Je déteste les dépenses inutiles, ce qui est superflu, et mes enfants également. Ils ont le véritable sens de l’argent. On est très attentifs à l’argent, sans tomber dans l’excès. Nous sommes prêts à faire de grosses dépenses pour l’immobilier par exemple, mais je déteste le gaspillage et les caprices.

Enfant, receviez-vous de l’argent de poche? À quoi le dépensiez-vous?

Non, mais j’ai eu la chance d’avoir une toute petite voiture à 18 ans. Il fallait cependant du carburant et j’étais très embêté de demander de l’argent à mes parents. Quand j’ai eu mon premier contrat au Sporting de Charleroi, je devais m’y rendre depuis La Louvière, mais je n’avais pas assez d’argent pour mettre du carburant. C’est la première fois que j’ai dû demander une avance à mon employeur.

À quel âge souhaiteriez-vous pouvoir prendre votre retraite? Vous voyez-vous arrêter un jour, ou pas du tout?

Non, car je ne fais pas de différence entre le travail, le sport et la vie privée. J’accomplis des projets et j’en suis passionné. Je n’ai jamais eu le sentiment de devoir travailler. La taille du projet n’a pas d’importance. J’y mets toujours la même énergie et le même sens des responsabilités. Chaque nouveau projet me passionne, à tous les niveaux.
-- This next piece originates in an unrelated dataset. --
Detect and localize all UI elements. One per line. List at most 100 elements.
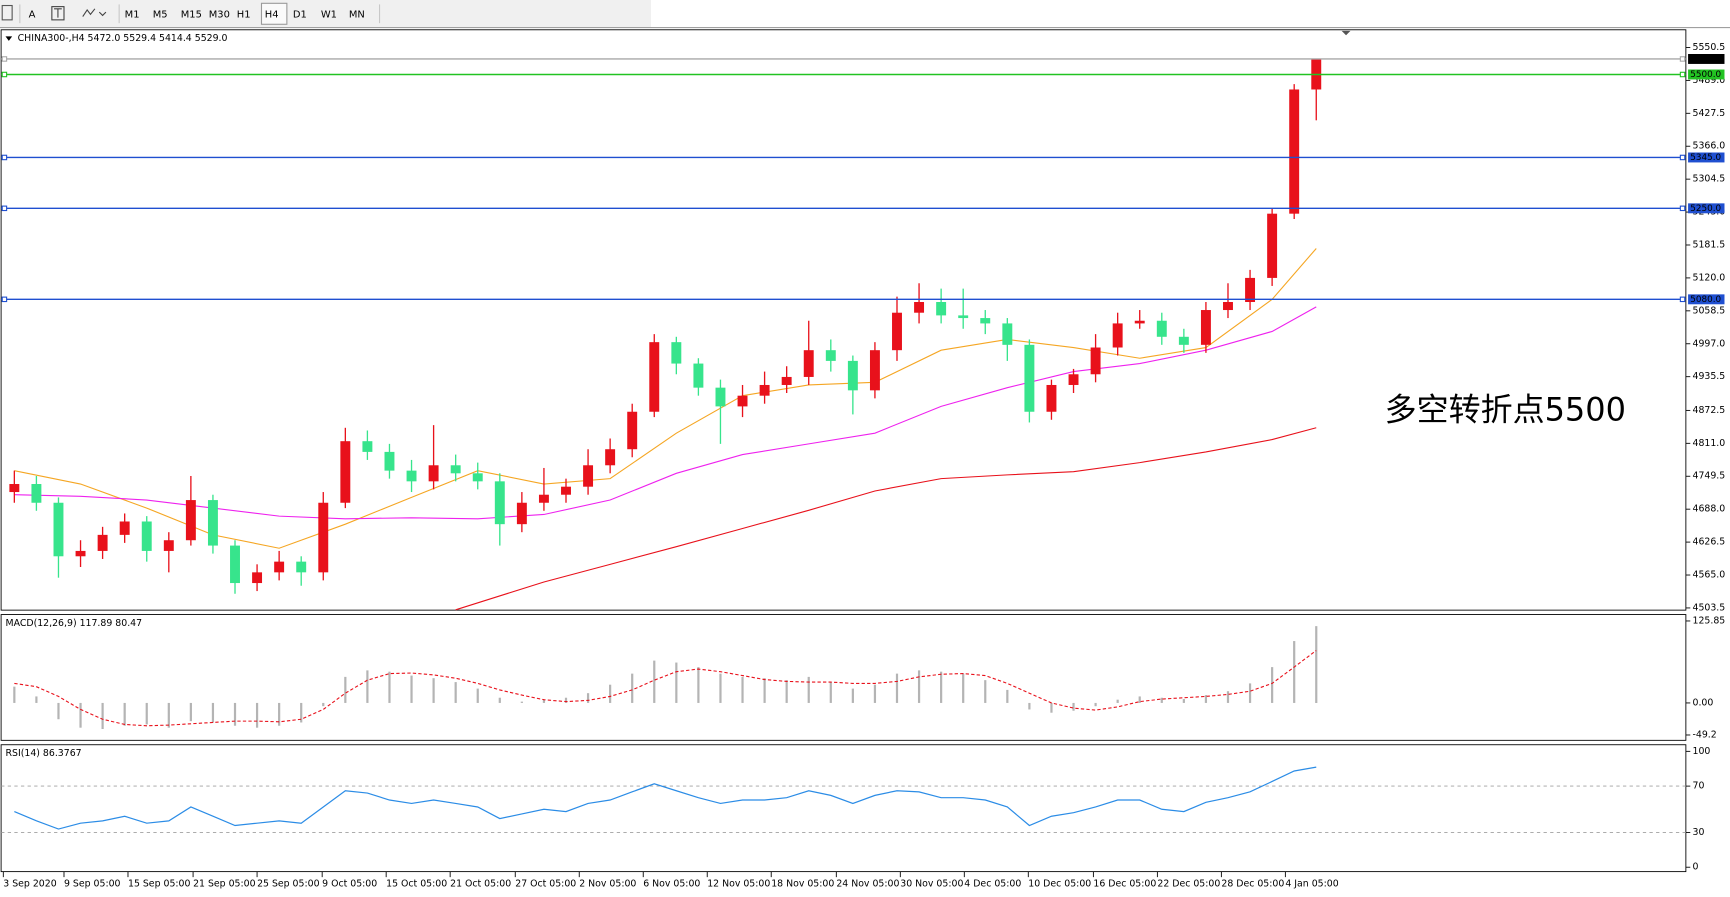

L’argent ne doit jamais être un objectif. Ce n’est pas une fin en soi. Je n’ai jamais regardé à l’argent, je n’évalue rien par rapport à l’argent. Dans tous les cas, on ne doit pas changer, quelles que soient nos richesses.
Le conseil

Quels conseils donneriez-vous à un jeune qui entame des études ou qui se lance dans la vie active?

Il faut sortir de sa zone de confort, accepter de travailler beaucoup, mettre le travail avant les loisirs. C’est normal d’avoir peur, mais il faut développer son courage. Même à mon niveau, encore maintenant, j’ai souvent peur, mais je me dis qu’il faut y aller, se mettre en mouvement et ne pas accepter telles quelles les habitudes. Il faut oser remettre en question tout ce qui se passe autour de soi.

Quelle définition donneriez-vous de quelqu’un de riche?

Je ne me pose pas cette question car, de toute façon, il y a toujours quelqu’un de plus riche que vous. La richesse n’est pas une qualité, il n’y a rien derrière. Je n’aimerais pas qu’on dise de moi que je suis riche, mais plutôt travailleur ou courageux.

Dans son portefeuille: "Je n’ai pas de portefeuille car ça prend de la place. J’ai un porte-cartes avec 2-3 cartes de crédit, des cartes vitales, environ 5-6 cartes en tout, et un billet de 50 euros. J’ai rarement du cash mais j’essaie d’avoir toujours un billet de 50. Je paie un maximum avec des cartes de débit car je trouve que les cartes de crédit sont du vol par rapport au commerçant." ©doc

Si vous deviez réduire votre train de vie, que sacrifieriez-vous?

Les vacances. J’ai une villa au Maroc, un appartement en Espagne. Je vais au moins 4 ou 5 fois par an en vacances. Mais quand je suis en vacances, je travaille quand même 6 heures par jour. Comme j’ai deux voitures, je pourrais en éliminer une.

Vous demande-t-on souvent conseil ou de l’argent à prêter?

On me demande conseil au moins trois ou quatre fois par semaine. Encore ce matin, une personne m’a sollicité sur LinkedIn. Je prends toujours le temps de rappeler. Quand on me demande des rendez-vous, je n’ai pas souvent le temps mais j’invite alors les personnes à une conférence et je peux discuter avec elles après.